In Belgio l’eutanasia è legale e per questo motivo fino dal 2008 Marieke Vervoort aveva deciso di firmare i documenti per la “dolce morte” visto il suo status di forte disabilità: è morta ieri la campionessa disabile della velocità in carrozzina, oro alle Paralmpiadi di Londra 2012, per scelta personale dopo la grave malattia degenerativa che l’aveva colpita ormai 26 anni anni fa. Tre anni fa aveva annunciato in un’intervista la sua intenzione di farla finita ricorrendo alla pratica letale, al termine della sua carriera sportiva che l’aveva vista trionfare in ben due Paralimpiadi: Marieke Vervoort ha vinto l’oro nei 100 metri in pista a Londra 2012, ma anche argento nei 200 nelle stesse Paralimpiadi, poi argento nei 400 e bronzo nei 100 a Rio 2016. Gambe paralizzate da quando aveva 14 anni la velocista accusò il colpo con quella maledetta quadriplegia progressiva che la costrinse ad una adolescenza convulsa e difficile: «da un medico all’altro, che non sapeva cosa avevo e mi dava cattive notizie».

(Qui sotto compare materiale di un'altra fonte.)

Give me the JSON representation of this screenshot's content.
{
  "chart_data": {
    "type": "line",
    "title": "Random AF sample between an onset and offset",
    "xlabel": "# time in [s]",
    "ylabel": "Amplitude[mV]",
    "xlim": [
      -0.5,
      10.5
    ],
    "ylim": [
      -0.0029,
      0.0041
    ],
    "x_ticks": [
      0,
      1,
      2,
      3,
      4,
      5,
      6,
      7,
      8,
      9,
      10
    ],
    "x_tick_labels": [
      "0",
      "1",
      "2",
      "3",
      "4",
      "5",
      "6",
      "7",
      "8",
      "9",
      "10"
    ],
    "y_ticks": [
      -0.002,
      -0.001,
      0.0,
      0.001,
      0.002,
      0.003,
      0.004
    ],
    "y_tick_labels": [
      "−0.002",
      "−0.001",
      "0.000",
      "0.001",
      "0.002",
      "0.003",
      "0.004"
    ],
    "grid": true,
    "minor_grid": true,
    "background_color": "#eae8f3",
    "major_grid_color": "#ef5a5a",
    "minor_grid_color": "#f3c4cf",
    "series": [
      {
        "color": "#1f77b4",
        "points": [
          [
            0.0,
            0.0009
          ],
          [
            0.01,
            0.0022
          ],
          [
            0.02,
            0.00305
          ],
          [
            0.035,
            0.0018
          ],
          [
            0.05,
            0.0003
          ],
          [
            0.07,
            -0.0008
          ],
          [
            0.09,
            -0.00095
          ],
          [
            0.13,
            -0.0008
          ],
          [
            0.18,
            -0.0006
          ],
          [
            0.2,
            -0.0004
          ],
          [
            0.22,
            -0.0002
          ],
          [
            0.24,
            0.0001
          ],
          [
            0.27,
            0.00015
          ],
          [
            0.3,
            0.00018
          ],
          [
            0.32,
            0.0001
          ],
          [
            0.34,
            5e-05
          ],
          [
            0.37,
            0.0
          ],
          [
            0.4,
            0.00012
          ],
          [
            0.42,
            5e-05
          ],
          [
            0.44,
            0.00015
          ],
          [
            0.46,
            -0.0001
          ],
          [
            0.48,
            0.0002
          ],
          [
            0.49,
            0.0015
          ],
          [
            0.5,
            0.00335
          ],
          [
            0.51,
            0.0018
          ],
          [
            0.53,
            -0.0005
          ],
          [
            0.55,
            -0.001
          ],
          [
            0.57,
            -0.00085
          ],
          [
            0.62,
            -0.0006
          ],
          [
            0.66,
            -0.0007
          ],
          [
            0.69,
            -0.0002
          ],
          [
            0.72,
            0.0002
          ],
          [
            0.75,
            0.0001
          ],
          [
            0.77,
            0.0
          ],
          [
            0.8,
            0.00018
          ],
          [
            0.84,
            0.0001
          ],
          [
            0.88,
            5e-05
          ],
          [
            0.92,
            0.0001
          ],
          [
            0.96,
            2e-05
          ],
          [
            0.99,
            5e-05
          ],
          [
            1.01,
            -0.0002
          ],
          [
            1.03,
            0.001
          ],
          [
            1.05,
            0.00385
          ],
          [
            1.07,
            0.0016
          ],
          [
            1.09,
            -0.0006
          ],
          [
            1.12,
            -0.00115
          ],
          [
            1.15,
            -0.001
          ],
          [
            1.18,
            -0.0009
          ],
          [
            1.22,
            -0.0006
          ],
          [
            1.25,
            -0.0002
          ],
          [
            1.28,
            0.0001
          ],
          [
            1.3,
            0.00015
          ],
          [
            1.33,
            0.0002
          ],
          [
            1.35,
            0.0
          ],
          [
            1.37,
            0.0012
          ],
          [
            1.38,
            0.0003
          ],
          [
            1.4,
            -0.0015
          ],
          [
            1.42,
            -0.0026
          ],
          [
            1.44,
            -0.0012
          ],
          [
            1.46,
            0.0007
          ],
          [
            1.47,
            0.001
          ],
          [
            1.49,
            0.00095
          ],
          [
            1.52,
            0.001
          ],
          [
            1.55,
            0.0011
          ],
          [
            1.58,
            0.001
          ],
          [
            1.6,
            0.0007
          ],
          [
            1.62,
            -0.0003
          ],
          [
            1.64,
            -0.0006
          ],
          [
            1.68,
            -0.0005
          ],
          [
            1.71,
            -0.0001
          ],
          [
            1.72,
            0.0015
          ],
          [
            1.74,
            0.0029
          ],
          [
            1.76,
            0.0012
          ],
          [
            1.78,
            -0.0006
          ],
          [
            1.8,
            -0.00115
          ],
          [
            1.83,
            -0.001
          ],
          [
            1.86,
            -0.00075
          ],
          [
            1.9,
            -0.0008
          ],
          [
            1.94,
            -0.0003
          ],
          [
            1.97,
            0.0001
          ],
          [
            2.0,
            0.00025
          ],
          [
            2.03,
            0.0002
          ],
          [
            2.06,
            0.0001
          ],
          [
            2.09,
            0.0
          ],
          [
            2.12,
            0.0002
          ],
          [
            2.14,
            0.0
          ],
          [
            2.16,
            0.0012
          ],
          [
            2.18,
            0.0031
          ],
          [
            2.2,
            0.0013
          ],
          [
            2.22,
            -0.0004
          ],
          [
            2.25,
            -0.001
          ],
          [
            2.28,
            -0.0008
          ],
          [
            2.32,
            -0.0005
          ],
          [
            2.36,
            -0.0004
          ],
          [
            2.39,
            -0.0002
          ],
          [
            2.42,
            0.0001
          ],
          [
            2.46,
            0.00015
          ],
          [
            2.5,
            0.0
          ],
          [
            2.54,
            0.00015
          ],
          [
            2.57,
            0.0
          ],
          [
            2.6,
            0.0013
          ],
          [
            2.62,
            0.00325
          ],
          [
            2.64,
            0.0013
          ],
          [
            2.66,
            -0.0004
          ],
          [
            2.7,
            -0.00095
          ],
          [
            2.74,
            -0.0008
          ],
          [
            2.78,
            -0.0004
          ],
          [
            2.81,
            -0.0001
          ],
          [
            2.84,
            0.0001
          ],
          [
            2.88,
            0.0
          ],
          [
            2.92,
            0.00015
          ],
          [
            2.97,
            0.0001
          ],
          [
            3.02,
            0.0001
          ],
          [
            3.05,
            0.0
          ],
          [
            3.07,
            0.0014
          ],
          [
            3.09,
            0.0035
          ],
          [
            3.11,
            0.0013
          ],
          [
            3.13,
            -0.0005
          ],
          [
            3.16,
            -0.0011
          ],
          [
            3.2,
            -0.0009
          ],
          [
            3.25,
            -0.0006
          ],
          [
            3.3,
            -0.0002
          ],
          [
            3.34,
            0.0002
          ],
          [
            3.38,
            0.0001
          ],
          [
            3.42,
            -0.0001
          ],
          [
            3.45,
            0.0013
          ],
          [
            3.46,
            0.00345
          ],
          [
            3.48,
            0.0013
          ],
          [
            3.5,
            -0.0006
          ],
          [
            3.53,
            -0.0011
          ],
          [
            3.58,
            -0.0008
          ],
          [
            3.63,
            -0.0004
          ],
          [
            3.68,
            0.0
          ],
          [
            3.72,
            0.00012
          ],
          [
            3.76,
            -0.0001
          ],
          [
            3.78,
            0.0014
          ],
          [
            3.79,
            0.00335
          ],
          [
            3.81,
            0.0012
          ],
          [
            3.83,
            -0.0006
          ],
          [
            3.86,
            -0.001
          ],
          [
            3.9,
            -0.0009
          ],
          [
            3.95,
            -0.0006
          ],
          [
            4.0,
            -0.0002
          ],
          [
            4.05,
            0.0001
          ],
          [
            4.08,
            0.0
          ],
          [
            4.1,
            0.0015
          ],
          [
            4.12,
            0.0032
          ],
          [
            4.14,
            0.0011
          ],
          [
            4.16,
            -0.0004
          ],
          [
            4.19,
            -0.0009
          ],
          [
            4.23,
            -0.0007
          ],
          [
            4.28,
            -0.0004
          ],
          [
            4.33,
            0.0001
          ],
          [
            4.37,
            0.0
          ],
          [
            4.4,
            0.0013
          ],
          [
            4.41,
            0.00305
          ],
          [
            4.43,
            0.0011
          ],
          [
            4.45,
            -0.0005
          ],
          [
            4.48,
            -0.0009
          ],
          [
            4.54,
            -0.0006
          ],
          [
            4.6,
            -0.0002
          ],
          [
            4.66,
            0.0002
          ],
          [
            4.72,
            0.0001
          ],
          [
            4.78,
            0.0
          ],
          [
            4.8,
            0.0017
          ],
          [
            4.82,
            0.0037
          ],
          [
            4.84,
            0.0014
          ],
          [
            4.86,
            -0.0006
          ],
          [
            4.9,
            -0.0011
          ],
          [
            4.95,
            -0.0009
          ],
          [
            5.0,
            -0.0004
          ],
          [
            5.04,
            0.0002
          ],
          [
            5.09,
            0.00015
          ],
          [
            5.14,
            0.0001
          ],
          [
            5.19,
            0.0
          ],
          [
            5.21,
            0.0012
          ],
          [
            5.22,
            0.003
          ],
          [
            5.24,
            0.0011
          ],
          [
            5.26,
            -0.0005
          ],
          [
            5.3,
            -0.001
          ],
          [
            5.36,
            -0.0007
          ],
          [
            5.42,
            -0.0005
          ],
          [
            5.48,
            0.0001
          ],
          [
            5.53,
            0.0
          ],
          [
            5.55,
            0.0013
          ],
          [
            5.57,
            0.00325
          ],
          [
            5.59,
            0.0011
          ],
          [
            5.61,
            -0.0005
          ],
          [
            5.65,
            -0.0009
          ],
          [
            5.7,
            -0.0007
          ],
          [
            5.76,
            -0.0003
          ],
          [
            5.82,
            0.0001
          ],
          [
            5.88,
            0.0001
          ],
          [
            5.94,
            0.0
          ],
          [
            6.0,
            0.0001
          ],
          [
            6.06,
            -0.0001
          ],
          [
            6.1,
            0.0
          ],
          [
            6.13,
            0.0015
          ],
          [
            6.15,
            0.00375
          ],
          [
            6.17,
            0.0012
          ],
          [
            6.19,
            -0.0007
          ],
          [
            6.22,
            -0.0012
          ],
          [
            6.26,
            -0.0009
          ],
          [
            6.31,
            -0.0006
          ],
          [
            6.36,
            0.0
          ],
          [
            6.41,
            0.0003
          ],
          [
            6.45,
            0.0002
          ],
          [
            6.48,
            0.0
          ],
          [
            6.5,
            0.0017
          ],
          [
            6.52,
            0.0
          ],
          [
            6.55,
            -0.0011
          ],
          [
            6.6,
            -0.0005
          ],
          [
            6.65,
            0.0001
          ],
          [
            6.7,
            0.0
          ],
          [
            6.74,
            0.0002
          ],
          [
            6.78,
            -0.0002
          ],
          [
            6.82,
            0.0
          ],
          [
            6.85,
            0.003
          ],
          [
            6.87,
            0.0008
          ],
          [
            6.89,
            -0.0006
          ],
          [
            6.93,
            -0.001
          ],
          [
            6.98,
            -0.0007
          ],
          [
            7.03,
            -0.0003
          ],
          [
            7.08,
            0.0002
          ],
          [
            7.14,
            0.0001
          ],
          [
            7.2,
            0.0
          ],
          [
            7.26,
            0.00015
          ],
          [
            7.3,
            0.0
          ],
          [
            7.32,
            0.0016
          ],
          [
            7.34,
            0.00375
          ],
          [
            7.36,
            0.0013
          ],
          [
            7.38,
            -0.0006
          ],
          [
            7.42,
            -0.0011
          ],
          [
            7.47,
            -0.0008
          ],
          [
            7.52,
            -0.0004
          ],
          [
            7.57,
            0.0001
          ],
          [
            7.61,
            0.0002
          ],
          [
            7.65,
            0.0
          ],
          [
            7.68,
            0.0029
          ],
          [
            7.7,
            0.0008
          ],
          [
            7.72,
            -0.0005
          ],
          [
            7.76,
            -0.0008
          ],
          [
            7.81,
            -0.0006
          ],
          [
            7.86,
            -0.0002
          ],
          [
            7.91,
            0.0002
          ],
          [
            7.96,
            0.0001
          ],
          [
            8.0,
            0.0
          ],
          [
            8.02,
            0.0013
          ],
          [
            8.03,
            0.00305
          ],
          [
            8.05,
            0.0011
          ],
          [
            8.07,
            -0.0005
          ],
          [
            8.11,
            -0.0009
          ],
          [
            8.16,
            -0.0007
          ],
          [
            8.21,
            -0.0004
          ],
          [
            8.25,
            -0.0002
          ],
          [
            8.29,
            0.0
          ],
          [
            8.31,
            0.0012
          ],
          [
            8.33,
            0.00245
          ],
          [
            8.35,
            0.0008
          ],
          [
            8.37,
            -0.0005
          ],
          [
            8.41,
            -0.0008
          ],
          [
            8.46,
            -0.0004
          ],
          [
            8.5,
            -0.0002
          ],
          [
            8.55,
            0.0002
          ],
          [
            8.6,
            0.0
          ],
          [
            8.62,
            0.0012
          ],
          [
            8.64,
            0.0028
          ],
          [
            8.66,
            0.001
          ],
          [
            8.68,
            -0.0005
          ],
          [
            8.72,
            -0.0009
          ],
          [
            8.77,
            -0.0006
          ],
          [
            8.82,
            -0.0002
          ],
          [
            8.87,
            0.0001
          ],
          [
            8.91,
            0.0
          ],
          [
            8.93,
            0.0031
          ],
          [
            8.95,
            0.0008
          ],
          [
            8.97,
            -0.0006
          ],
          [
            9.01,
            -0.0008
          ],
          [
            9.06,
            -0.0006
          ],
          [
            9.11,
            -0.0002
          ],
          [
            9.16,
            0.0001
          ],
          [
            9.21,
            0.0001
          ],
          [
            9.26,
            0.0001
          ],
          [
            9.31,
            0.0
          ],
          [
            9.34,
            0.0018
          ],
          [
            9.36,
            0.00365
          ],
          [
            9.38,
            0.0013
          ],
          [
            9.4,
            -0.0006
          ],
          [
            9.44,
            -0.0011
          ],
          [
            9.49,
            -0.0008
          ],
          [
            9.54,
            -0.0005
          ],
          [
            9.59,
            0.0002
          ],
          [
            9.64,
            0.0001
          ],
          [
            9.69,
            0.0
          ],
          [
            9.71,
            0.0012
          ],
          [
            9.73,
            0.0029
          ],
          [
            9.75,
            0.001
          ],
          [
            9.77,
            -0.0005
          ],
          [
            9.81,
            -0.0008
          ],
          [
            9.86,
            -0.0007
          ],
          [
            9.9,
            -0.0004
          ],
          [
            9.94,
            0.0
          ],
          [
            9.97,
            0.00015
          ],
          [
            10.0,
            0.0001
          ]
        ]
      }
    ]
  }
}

EUTANASIA, MARIEKE VERVOORT HA SCELTO DI ANDARSENE
È stato però lo sport a concederle una seconda possibilità per una vita che Marieke Vervoort avrebbe sognato diversamente: iniziò con il basket su carrozzina per poi approdare alla velocità in atletica leggera, passando per il nuoto e il triathlon con l’esplosione avvenuta nelle due Paralimpiadi suddette. A settembre, Marieke Vervoort, soprannominata “Wielemie“, aveva esaudito il suo ultimo desiderio guidando una Lamborghini Huracan sul circuito di Zolder: «Sono stata in grado di realizzare molti sogni, questo e’ l’ultimo», aveva commentato ai media che l’avevano intervistata per l’ultima volta. «Non voglio più soffrire», così aveva però detto qualche anno prima quando ammise di aver firmato i documenti per l’eutanasia. «La gente piangerà – aveva dichiarato ancora Marieke – ma voglio ringraziare per la vita che ho avuto, per il fatto che ora sono felice, sono in pace»; i rapporti, il successo dello sport e la famiglia non sono bastate a farla desistere dall’eutanasia, a “convincerla” che nella vita pur dolorosissima poteva ancora esserci spazio e destino per una splendida campionessa come lei.